On voit difficilement un adolescent se plonger de plein gré dans cette bande dessinée et y accrocher. Surtout un collégien. Le public ciblé est majoritairement enseignant et pour une exploitation enseignante. La publication de cet ouvrage semble répondre à cette sempiternelle question posée au professeur : comment rendre attractive l’Histoire ? Face aux médiums du roman ou du jeu-vidéo, avec quelles qualités la « classe illustrée » de Microcosmes permet au jeune public d’appréhender notre discipline ? L’attrait des jeunes pour l’histoire se fait aussi, et on le voit dans nos classes, par l’aventure, la description mêlée de sentiments, d’identité, l’activité, l’interactivité, et pas seulement par une démarche volontairement apprenante. Certes ici, des illustrations fidèles permettent de plus visualiser l’époque pour le lecteur. Mais le renvoit à la classe de M. Bouvier, à ses travaux, empêche parfois le lecteur de s’évader dans une histoire racontée.

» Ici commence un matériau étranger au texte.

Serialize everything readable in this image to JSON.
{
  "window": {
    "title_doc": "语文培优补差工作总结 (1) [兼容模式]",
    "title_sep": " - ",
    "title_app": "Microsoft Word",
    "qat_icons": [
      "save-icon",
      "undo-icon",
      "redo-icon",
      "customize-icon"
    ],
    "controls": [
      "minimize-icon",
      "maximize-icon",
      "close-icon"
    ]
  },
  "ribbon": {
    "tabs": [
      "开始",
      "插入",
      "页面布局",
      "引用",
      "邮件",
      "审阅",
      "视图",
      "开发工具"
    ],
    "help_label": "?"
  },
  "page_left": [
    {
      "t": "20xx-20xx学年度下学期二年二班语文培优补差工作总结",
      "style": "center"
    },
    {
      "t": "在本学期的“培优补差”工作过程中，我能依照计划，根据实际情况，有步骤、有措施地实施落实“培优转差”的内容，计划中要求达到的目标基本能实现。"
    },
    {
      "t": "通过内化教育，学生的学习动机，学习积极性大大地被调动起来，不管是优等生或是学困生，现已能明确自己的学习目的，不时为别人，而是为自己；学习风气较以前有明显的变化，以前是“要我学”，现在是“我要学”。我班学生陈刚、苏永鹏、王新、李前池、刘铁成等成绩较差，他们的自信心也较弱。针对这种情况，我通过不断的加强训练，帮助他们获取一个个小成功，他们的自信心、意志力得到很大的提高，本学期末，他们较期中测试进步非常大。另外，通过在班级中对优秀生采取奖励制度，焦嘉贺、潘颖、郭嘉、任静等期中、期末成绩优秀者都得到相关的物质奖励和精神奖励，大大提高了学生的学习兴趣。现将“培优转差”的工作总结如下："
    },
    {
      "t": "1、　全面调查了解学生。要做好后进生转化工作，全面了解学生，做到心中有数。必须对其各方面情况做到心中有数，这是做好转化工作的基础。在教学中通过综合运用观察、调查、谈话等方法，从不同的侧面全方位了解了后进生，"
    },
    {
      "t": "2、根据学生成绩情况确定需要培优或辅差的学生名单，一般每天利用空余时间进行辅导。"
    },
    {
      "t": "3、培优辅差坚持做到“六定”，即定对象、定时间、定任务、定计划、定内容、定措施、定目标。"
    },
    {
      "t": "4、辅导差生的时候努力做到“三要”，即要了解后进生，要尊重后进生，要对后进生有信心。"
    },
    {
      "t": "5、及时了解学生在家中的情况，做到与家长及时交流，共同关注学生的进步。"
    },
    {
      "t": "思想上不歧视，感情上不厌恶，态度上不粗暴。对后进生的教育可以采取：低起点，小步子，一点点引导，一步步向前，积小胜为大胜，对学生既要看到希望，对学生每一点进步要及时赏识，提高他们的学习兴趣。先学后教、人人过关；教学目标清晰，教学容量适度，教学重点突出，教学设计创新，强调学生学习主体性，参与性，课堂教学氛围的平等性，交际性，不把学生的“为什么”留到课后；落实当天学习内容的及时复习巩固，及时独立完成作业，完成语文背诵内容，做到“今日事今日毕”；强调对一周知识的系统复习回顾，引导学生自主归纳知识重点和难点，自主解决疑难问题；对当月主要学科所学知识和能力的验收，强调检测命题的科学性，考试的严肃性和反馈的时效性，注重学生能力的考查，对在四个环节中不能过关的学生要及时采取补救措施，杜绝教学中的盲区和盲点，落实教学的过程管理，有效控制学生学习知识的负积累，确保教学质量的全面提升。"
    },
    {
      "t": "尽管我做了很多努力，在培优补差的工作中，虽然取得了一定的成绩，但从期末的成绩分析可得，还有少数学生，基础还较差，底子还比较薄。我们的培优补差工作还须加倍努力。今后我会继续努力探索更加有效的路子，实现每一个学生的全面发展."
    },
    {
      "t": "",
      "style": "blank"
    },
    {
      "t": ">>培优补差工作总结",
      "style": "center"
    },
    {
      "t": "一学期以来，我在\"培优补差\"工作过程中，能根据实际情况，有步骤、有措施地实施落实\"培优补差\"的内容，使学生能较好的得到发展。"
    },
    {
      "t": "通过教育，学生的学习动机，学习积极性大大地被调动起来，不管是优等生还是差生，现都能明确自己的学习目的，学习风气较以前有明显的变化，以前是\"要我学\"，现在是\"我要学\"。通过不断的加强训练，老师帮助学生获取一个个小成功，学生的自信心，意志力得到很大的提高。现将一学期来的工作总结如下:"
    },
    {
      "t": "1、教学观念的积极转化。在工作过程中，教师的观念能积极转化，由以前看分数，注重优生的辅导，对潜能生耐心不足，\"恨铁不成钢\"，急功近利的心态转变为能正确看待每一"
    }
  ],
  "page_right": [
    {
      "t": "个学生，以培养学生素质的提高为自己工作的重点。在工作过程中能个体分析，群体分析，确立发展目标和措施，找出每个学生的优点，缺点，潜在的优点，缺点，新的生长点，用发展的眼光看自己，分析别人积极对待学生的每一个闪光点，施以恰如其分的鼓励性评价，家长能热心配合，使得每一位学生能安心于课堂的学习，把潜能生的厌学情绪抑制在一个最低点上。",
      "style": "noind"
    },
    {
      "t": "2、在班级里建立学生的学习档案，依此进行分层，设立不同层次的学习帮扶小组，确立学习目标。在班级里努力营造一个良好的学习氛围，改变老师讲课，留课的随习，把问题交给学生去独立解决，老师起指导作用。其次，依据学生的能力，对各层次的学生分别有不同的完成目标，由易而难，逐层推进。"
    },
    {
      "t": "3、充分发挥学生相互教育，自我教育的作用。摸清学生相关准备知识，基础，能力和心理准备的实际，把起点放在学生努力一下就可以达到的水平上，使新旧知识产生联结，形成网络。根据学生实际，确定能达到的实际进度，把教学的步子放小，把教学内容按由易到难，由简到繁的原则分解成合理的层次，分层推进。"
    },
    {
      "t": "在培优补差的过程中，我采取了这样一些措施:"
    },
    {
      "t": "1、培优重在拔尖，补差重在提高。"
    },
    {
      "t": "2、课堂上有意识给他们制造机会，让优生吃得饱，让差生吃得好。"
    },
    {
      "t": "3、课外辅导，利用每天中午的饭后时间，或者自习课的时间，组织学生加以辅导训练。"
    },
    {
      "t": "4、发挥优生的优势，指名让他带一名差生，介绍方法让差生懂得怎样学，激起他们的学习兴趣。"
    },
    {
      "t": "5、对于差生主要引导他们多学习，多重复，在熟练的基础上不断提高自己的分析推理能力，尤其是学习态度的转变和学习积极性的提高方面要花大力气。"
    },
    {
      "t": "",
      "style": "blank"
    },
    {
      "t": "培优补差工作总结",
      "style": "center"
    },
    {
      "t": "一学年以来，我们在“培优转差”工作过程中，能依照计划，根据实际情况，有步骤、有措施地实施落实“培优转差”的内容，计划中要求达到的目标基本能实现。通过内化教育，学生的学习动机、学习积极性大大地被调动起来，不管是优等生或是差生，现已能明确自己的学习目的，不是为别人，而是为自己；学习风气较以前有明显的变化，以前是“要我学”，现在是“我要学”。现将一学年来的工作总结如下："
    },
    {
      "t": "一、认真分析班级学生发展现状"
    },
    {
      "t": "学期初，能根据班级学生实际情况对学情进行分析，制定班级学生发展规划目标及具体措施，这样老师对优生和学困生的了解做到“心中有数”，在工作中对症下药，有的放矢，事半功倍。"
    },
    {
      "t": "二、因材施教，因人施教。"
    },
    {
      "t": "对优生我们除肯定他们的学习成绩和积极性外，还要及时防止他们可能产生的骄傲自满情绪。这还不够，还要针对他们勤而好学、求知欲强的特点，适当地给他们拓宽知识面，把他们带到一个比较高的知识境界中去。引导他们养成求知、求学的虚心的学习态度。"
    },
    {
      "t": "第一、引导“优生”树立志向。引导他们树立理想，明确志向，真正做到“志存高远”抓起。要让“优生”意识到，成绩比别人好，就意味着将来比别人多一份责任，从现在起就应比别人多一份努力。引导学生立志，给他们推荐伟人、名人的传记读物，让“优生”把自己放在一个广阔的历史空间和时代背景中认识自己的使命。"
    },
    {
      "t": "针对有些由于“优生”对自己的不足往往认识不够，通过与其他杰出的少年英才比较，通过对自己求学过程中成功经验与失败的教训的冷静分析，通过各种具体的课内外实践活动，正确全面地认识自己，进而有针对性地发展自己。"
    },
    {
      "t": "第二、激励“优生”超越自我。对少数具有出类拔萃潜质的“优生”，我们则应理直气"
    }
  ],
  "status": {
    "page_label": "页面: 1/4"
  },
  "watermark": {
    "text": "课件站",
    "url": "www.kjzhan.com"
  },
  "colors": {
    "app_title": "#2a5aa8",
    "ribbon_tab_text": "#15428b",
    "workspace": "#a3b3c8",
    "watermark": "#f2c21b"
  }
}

Le parti pris graphique des dessins d’Eloi Chevalier, et les dimensions de l’ouvrage (près de 200 pages d’illustrations) sont loin du rendu de bandes dessinées à destination d’apprentis historiens telles que les Alix de Jacques Martin, ou des romans graphiques d’Art Spiegelman comme Maus. Notons que les infographies (cf. l’organisation de la monarchie absolue sous Louis XIV,p.77), les cartes, les fresques… réalisées par Eloi Chevalier sont très didactiques et le point fort du dessinateur.

 

Un usage pédagogique et scolaire certain

Cette BD est à acquérir par tous les CDI, au moins lycéens, dans une démarche accompagnée par l’enseignant. Les raisons ?

  • Elle explique de façon très claire et synthétique dans vos documents utilisés en classe ou des exposés réalisés par les élèves des courants historiographiques et permet de décentrer la vision des professeurs et des élèves d’une histoire unique. Les pages « entr’acte » sont plus accessibles qu’un texte théorique jargonneux de la discipline, notamment quand il s’agit d’expliquer ce qu’est « l’Histoire » en introduction de l’année de Première HGGSP.
  • Chaque période historique traitée peut clairement faire écho et compléter un cours de l’année en Collège ou Lycée. Les notions définies en bas et haut de page et réinvesties dans les dialogues sont celles que l’on voit avec les élèves. Je recommande la lecture par un élève d’un chapitre en DM facultatif ou supplémentaire, afin de réinvestir les connaissances de la leçon, d’amener à la lecture, d’exposer à ses camarades le parcours d’un personnage méconnu dont ils maîtrise déjà le contexte.